Thailand, the first country to register a case outside China, has 2,169 cases with 23 deaths, according to official figures Sunday.
There are no reported cases in the camps so far but preparation for the outbreak is already in place.
“All people entering the camps are being screened. Infection prevention and control measures are being implemented extensively throughout all nine camps,” Thompson said.
She said masks, which were prioritised for health workers in the camps, were sufficient for now but stocks were very low.
Nearly 94,000 refugees from Myanmar are estimated to be in these camps. Of them, Mae La camp hosts the largest percentage at 40 per cent, almost half of whom are under the age of 18, according to data released by the UNHCR earlier this month.

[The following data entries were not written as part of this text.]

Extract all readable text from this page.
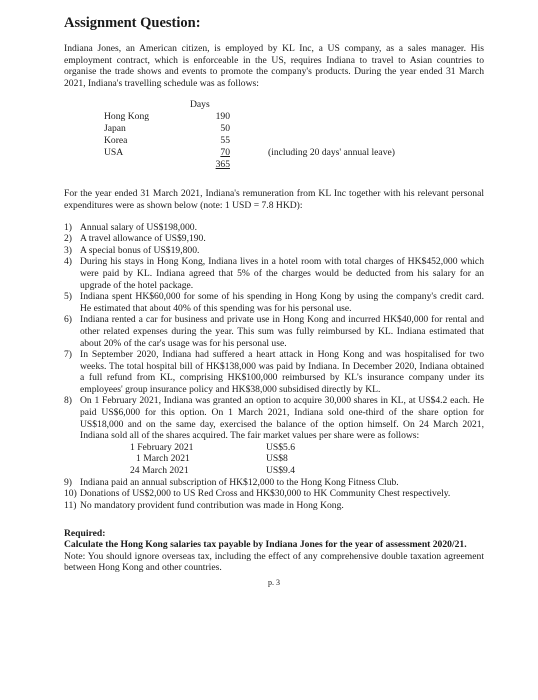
Assignment Question:

Indiana Jones, an American citizen, is employed by KL Inc, a US company, as a sales manager. His employment contract, which is enforceable in the US, requires Indiana to travel to Asian countries to organise the trade shows and events to promote the company's products. During the year ended 31 March 2021, Indiana's travelling schedule was as follows:

Days
Hong Kong	190
Japan	50
Korea	55
USA	70	(including 20 days' annual leave)
365

For the year ended 31 March 2021, Indiana's remuneration from KL Inc together with his relevant personal expenditures were as shown below (note: 1 USD = 7.8 HKD):

1) Annual salary of US$198,000.
2) A travel allowance of US$9,190.
3) A special bonus of US$19,800.
4) During his stays in Hong Kong, Indiana lives in a hotel room with total charges of HK$452,000 which were paid by KL. Indiana agreed that 5% of the charges would be deducted from his salary for an upgrade of the hotel package.
5) Indiana spent HK$60,000 for some of his spending in Hong Kong by using the company's credit card. He estimated that about 40% of this spending was for his personal use.
6) Indiana rented a car for business and private use in Hong Kong and incurred HK$40,000 for rental and other related expenses during the year. This sum was fully reimbursed by KL. Indiana estimated that about 20% of the car's usage was for his personal use.
7) In September 2020, Indiana had suffered a heart attack in Hong Kong and was hospitalised for two weeks. The total hospital bill of HK$138,000 was paid by Indiana. In December 2020, Indiana obtained a full refund from KL, comprising HK$100,000 reimbursed by KL's insurance company under its employees' group insurance policy and HK$38,000 subsidised directly by KL.
8) On 1 February 2021, Indiana was granted an option to acquire 30,000 shares in KL, at US$4.2 each. He paid US$6,000 for this option. On 1 March 2021, Indiana sold one-third of the share option for US$18,000 and on the same day, exercised the balance of the option himself. On 24 March 2021, Indiana sold all of the shares acquired. The fair market values per share were as follows:
1 February 2021	US$5.6
1 March 2021	US$8
24 March 2021	US$9.4
9) Indiana paid an annual subscription of HK$12,000 to the Hong Kong Fitness Club.
10) Donations of US$2,000 to US Red Cross and HK$30,000 to HK Community Chest respectively.
11) No mandatory provident fund contribution was made in Hong Kong.
Required:
Calculate the Hong Kong salaries tax payable by Indiana Jones for the year of assessment 2020/21.
Note: You should ignore overseas tax, including the effect of any comprehensive double taxation agreement between Hong Kong and other countries.
p. 3
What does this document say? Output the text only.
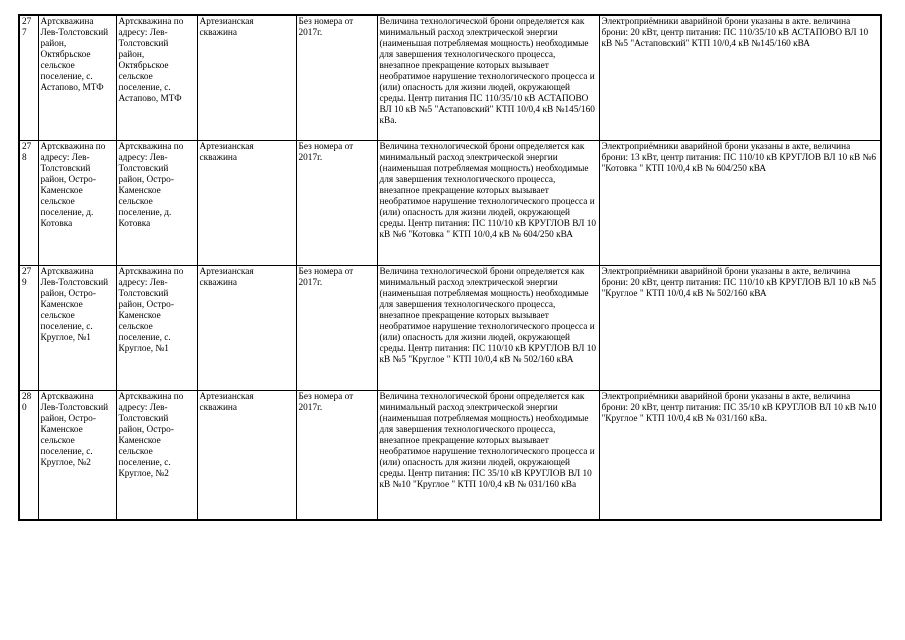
277	Артскважина Лев-Толстовский район, Октябрьское сельское поселение, с. Астапово, МТФ	Артскважина по адресу: Лев-Толстовский район, Октябрьское сельское поселение, с. Астапово, МТФ	Артезианская скважина	Без номера от 2017г.	Величина технологической брони определяется как минимальный расход электрической энергии (наименьшая потребляемая мощность) необходимые для завершения технологического процесса, внезапное прекращение которых вызывает необратимое нарушение технологического процесса и (или) опасность для жизни людей, окружающей среды. Центр питания ПС 110/35/10 кВ АСТАПОВО ВЛ 10 кВ №5 "Астаповский" КТП 10/0,4 кВ №145/160 кВа.	Электроприёмники аварийной брони указаны в акте. величина брони: 20 кВт, центр питания: ПС 110/35/10 кВ АСТАПОВО ВЛ 10 кВ №5 "Астаповский" КТП 10/0,4 кВ №145/160 кВА
278	Артскважина по адресу: Лев-Толстовский район, Остро-Каменское сельское поселение, д. Котовка	Артскважина по адресу: Лев-Толстовский район, Остро-Каменское сельское поселение, д. Котовка	Артезианская скважина	Без номера от 2017г.	Величина технологической брони определяется как минимальный расход электрической энергии (наименьшая потребляемая мощность) необходимые для завершения технологического процесса, внезапное прекращение которых вызывает необратимое нарушение технологического процесса и (или) опасность для жизни людей, окружающей среды. Центр питания: ПС 110/10 кВ КРУГЛОВ ВЛ 10 кВ №6 "Котовка " КТП 10/0,4 кВ № 604/250 кВА	Электроприёмники аварийной брони указаны в акте, величина брони: 13 кВт, центр питания: ПС 110/10 кВ КРУГЛОВ ВЛ 10 кВ №6 "Котовка " КТП 10/0,4 кВ № 604/250 кВА
279	Артскважина Лев-Толстовский район, Остро-Каменское сельское поселение, с. Круглое, №1	Артскважина по адресу: Лев-Толстовский район, Остро-Каменское сельское поселение, с. Круглое, №1	Артезианская скважина	Без номера от 2017г.	Величина технологической брони определяется как минимальный расход электрической энергии (наименьшая потребляемая мощность) необходимые для завершения технологического процесса, внезапное прекращение которых вызывает необратимое нарушение технологического процесса и (или) опасность для жизни людей, окружающей среды. Центр питания: ПС 110/10 кВ КРУГЛОВ ВЛ 10 кВ №5 "Круглое " КТП 10/0,4 кВ № 502/160 кВА	Электроприёмники аварийной брони указаны в акте, величина брони: 20 кВт, центр питания: ПС 110/10 кВ КРУГЛОВ ВЛ 10 кВ №5 "Круглое " КТП 10/0,4 кВ № 502/160 кВА
280	Артскважина Лев-Толстовский район, Остро-Каменское сельское поселение, с. Круглое, №2	Артскважина по адресу: Лев-Толстовский район, Остро-Каменское сельское поселение, с. Круглое, №2	Артезианская скважина	Без номера от 2017г.	Величина технологической брони определяется как минимальный расход электрической энергии (наименьшая потребляемая мощность) необходимые для завершения технологического процесса, внезапное прекращение которых вызывает необратимое нарушение технологического процесса и (или) опасность для жизни людей, окружающей среды. Центр питания: ПС 35/10 кВ КРУГЛОВ ВЛ 10 кВ №10 "Круглое " КТП 10/0,4 кВ № 031/160 кВа	Электроприёмники аварийной брони указаны в акте, величина брони: 20 кВт, центр питания: ПС 35/10 кВ КРУГЛОВ ВЛ 10 кВ №10 "Круглое " КТП 10/0,4 кВ № 031/160 кВа.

Some refugees who left to find work in the informal economy are now streaming back to the camps as the government shuts down many city workplaces, potentially exposing the camps’ occupants to the disease, according to Phil Robertson, deputy director of Human Rights Watch’s Asia Division.
The lack of medical infrastructure in the camps means refugees have to be referred to Thai government facilities. A referral mechanism is already in place as the camps are administered by Thailand’s Ministry of Interior.
“The worry among international NGOs and refugees is … if there is a surge of Covid-19 cases among Thai people into those hospitals, will there still be room for the refugees? So far, the answer appears to be ‘yes’, but the full blown crisis has not really hit yet,” Robertson said.